Absurdes Theaterstück zum Thema Kunst/ Künstler/ Kitsch

von  toltec-head

Ich ging heute um fünf Uhr zu toltec, den ich  einige Tage lang nicht gesehen hatte, und verlebte mit ihm einen schönen Abend. Ich fand ihn in seinem Hannoveraner Wohnklo in der Dämmerung sitzend, den Blick fest aus dem Fenster auf das Neue Rathaus gerichtet.  Ich setzte mich neben ihn auf das Sofa und wir sprachen noch eine Weile in der Dämmerung; dann machte er eine einfach so von der Decke herabhängende Glühbirne an, und ich hatte die Freude, ihn vollkommen frisch und heiter vor mir zu sehen.

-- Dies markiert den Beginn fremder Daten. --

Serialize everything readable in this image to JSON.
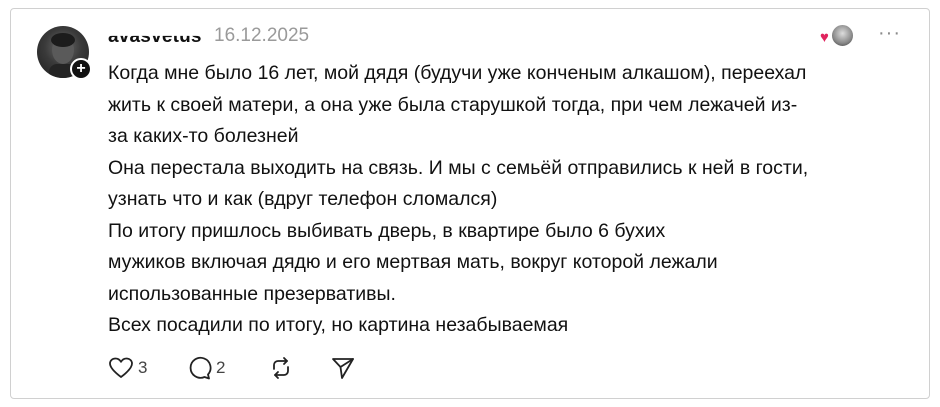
{
  "post": {
    "username": "avasvetus",
    "date": "16.12.2025",
    "menu_icon": "more-dots-icon",
    "follow_symbol": "+",
    "lines": [
      "Когда мне было 16 лет, мой дядя (будучи уже конченым алкашом), переехал",
      "жить к своей матери, а она уже была старушкой тогда, при чем лежачей из-",
      "за каких-то болезней",
      "Она перестала выходить на связь. И мы с семьёй отправились к ней в гости,",
      "узнать что и как (вдруг телефон сломался)",
      "По итогу пришлось выбивать дверь, в квартире было 6 бухих",
      "мужиков включая дядю и его мертвая мать, вокруг которой лежали",
      "использованные презервативы.",
      "Всех посадили по итогу, но картина незабываемая"
    ]
  },
  "actions": {
    "likes": "3",
    "replies": "2",
    "like_icon": "heart-icon",
    "reply_icon": "comment-bubble-icon",
    "repost_icon": "repost-icon",
    "share_icon": "send-icon"
  },
  "colors": {
    "text": "#111111",
    "muted": "#9a9a9a",
    "like_heart": "#e0245e"
  }
}
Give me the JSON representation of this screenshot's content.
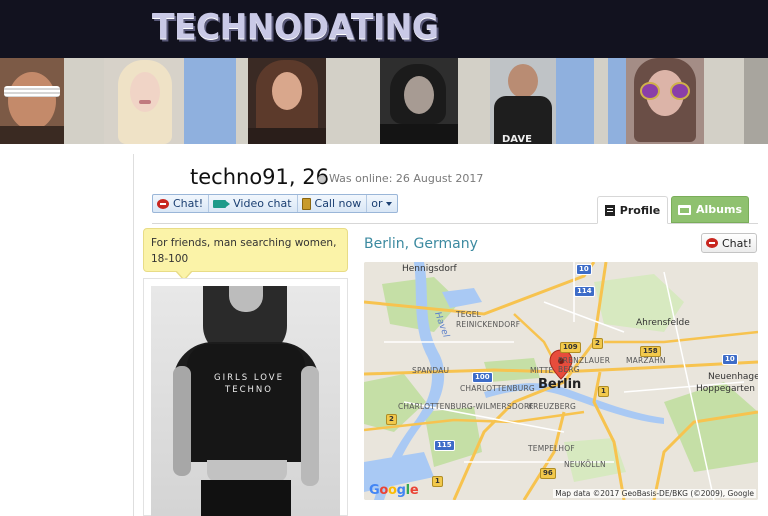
{
  "header": {
    "logo": "TECHNODATING",
    "photo_strip": [
      {
        "name": "strip-photo-man-shutter-shades"
      },
      {
        "name": "strip-photo-blonde-woman"
      },
      {
        "name": "strip-photo-brunette-woman"
      },
      {
        "name": "strip-photo-woman-short-hair"
      },
      {
        "name": "strip-photo-man-back"
      },
      {
        "name": "strip-photo-woman-purple-glasses"
      }
    ],
    "back_shirt_text": "DAVE"
  },
  "profile": {
    "username": "techno91, 26",
    "online_status": "Was online: 26 August 2017",
    "bubble_text": "For friends, man searching women, 18-100",
    "photo_caption": "GIRLS LOVE TECHNO"
  },
  "actions": {
    "chat": "Chat!",
    "video_chat": "Video chat",
    "call_now": "Call now",
    "more": "or"
  },
  "tabs": {
    "profile": "Profile",
    "albums": "Albums"
  },
  "location": {
    "title": "Berlin, Germany",
    "chat_button": "Chat!"
  },
  "map": {
    "labels": {
      "hennigsdorf": "Hennigsdorf",
      "tegel": "TEGEL",
      "reinickendorf": "REINICKENDORF",
      "havel": "Havel",
      "ahrensfelde": "Ahrensfelde",
      "spandau": "SPANDAU",
      "charlottenburg": "CHARLOTTENBURG",
      "mitte": "MITTE",
      "berlin": "Berlin",
      "prenzlauer_berg": "PRENZLAUER BERG",
      "marzahn": "MARZAHN",
      "neuenhagen": "Neuenhage",
      "hoppegarten": "Hoppegarten",
      "charlottenburg_wilmersdorf": "CHARLOTTENBURG-WILMERSDORF",
      "kreuzberg": "KREUZBERG",
      "tempelhof": "TEMPELHOF",
      "neukolln": "NEUKÖLLN"
    },
    "shields": {
      "s10a": "10",
      "s114": "114",
      "s2": "2",
      "s109": "109",
      "s158": "158",
      "s10b": "10",
      "s100": "100",
      "s1a": "1",
      "s2b": "2",
      "s115": "115",
      "s96": "96",
      "s1b": "1"
    },
    "attribution": "Map data ©2017 GeoBasis-DE/BKG (©2009), Google",
    "provider": "Google",
    "colors": {
      "land": "#e9e5dc",
      "park": "#c5dfa6",
      "water": "#a9c9f4",
      "highway": "#f7c34f",
      "road": "#ffffff"
    }
  }
}
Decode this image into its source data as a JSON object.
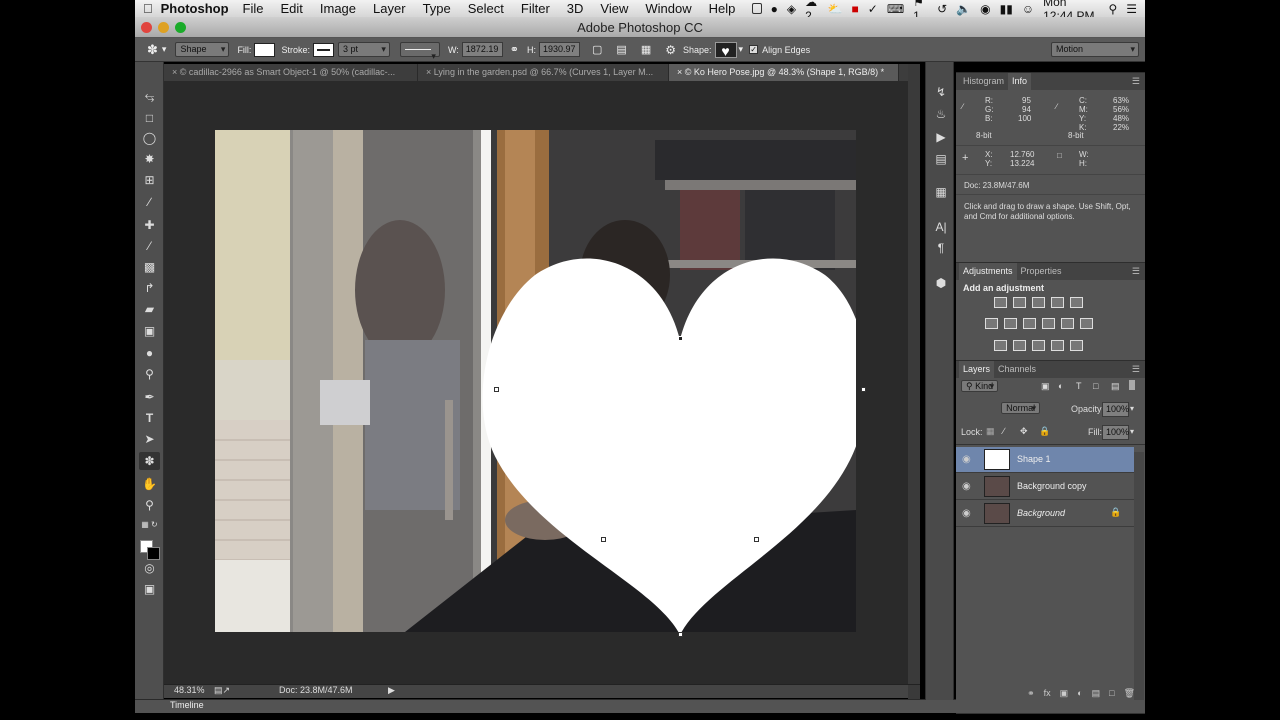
{
  "menubar": {
    "app_name": "Photoshop",
    "items": [
      "File",
      "Edit",
      "Image",
      "Layer",
      "Type",
      "Select",
      "Filter",
      "3D",
      "View",
      "Window",
      "Help"
    ],
    "clock": "Mon 12:44 PM",
    "badge_count": "2",
    "flag_count": "1"
  },
  "window": {
    "title": "Adobe Photoshop CC"
  },
  "options_bar": {
    "mode": "Shape",
    "fill_label": "Fill:",
    "stroke_label": "Stroke:",
    "stroke_width": "3 pt",
    "w_label": "W:",
    "width_value": "1872.19",
    "h_label": "H:",
    "height_value": "1930.97",
    "shape_label": "Shape:",
    "align_edges": "Align Edges",
    "workspace": "Motion"
  },
  "tabs": [
    {
      "label": "© cadillac-2966 as Smart Object-1 @ 50% (cadillac-...",
      "active": false
    },
    {
      "label": "Lying in the garden.psd @ 66.7% (Curves 1, Layer M...",
      "active": false
    },
    {
      "label": "© Ko Hero Pose.jpg @ 48.3% (Shape 1, RGB/8) *",
      "active": true
    }
  ],
  "info_panel": {
    "tabs": [
      "Histogram",
      "Info"
    ],
    "r": "R:",
    "r_val": "95",
    "g": "G:",
    "g_val": "94",
    "b": "B:",
    "b_val": "100",
    "bit1": "8-bit",
    "c": "C:",
    "c_val": "63%",
    "m": "M:",
    "m_val": "56%",
    "y": "Y:",
    "y_val": "48%",
    "k": "K:",
    "k_val": "22%",
    "bit2": "8-bit",
    "x": "X:",
    "x_val": "12.760",
    "yy": "Y:",
    "yy_val": "13.224",
    "w": "W:",
    "h": "H:",
    "doc": "Doc: 23.8M/47.6M",
    "hint": "Click and drag to draw a shape.  Use Shift, Opt, and Cmd for additional options."
  },
  "adjustments_panel": {
    "tabs": [
      "Adjustments",
      "Properties"
    ],
    "title": "Add an adjustment"
  },
  "layers_panel": {
    "tabs": [
      "Layers",
      "Channels"
    ],
    "filter": "Kind",
    "blend": "Normal",
    "opacity_label": "Opacity:",
    "opacity": "100%",
    "lock_label": "Lock:",
    "fill_label": "Fill:",
    "fill": "100%",
    "layers": [
      {
        "name": "Shape 1",
        "selected": true
      },
      {
        "name": "Background copy",
        "selected": false
      },
      {
        "name": "Background",
        "selected": false
      }
    ]
  },
  "status_bar": {
    "zoom": "48.31%",
    "doc": "Doc: 23.8M/47.6M"
  },
  "timeline": {
    "label": "Timeline"
  },
  "colors": {
    "accent": "#6f86ac",
    "panel": "#535353",
    "canvas_bg": "#2a2a2a"
  }
}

Er erkundigte sich, wie gewöhnlich, teilnehmend nach dem, was es diese Tage Neues auf Internetliteraturforen gegeben habe, und ich erzählte ihm, dass eine junge Dichterin sich in einem derselben besonders hervorgetan habe. Ich konnte zugleich ihr nicht gewöhnliches Talent rühmen, und toltec, der einige ihrer Produkte gleichfalls kannte, stimmte in dieses Lob mit ein. »Eins von ihren Gedichten,« sagte er, »wo sie einen China-Imbiss in der Fußgängerzone von Halle beschreibt, ist von einem höchst eigentümlichen Charakter. Sie hat eine gute Richtung auf äußere Gegenstände, auch fehlt es ihr nicht an guten inneren Eigenschaften. Freilich wäre auch manches an ihr auszusetzen, wir wollen sie jedoch gehen lassen und sie auf dem Wege nicht irren, den das Talent ihr zeigen wird.«

Das Gespräch kam nun auf die Dichterinnen im allgemeinen und Internetliteraturforendichterinnen im besonderen, und ich bemerkte, daß das poetische Talent der Frauenzimmer mir oft als eine Art von geistigem Geschlechtstrieb vorkomme. »Da hören Sie nur,« sagte toltec lachend, indem er mich ansah, » geistiger Geschlechtstrieb!« – »Ich weiß nicht, ob ich mich recht ausdrücke,« fuhr ich fort, »aber es ist so etwas. Gewöhnlich haben diese Wesen das Glück der Liebe nicht genossen, und sie suchen nun in geistigen Richtungen Ersatz. Wären sie zu rechter Zeit verheiratet und hätten sie Kinder geboren, sie würden an poetische Produktionen nicht gedacht haben.«

»Ich will nicht untersuchen,« sagte toltec, »inwiefern Sie in diesem Falle recht haben; aber bei Frauenzimmertalenten anderer Art habe ich immer gefunden, daß sie mit der Ehe aufhörten. Ich habe Mädchen gekannt, die vortrefflich zeichneten, aber sobald sie Frauen und Mütter wurden, war es aus; sie hatten mit den Kindern zu tun und nahmen keinen Griffel mehr in die Hand.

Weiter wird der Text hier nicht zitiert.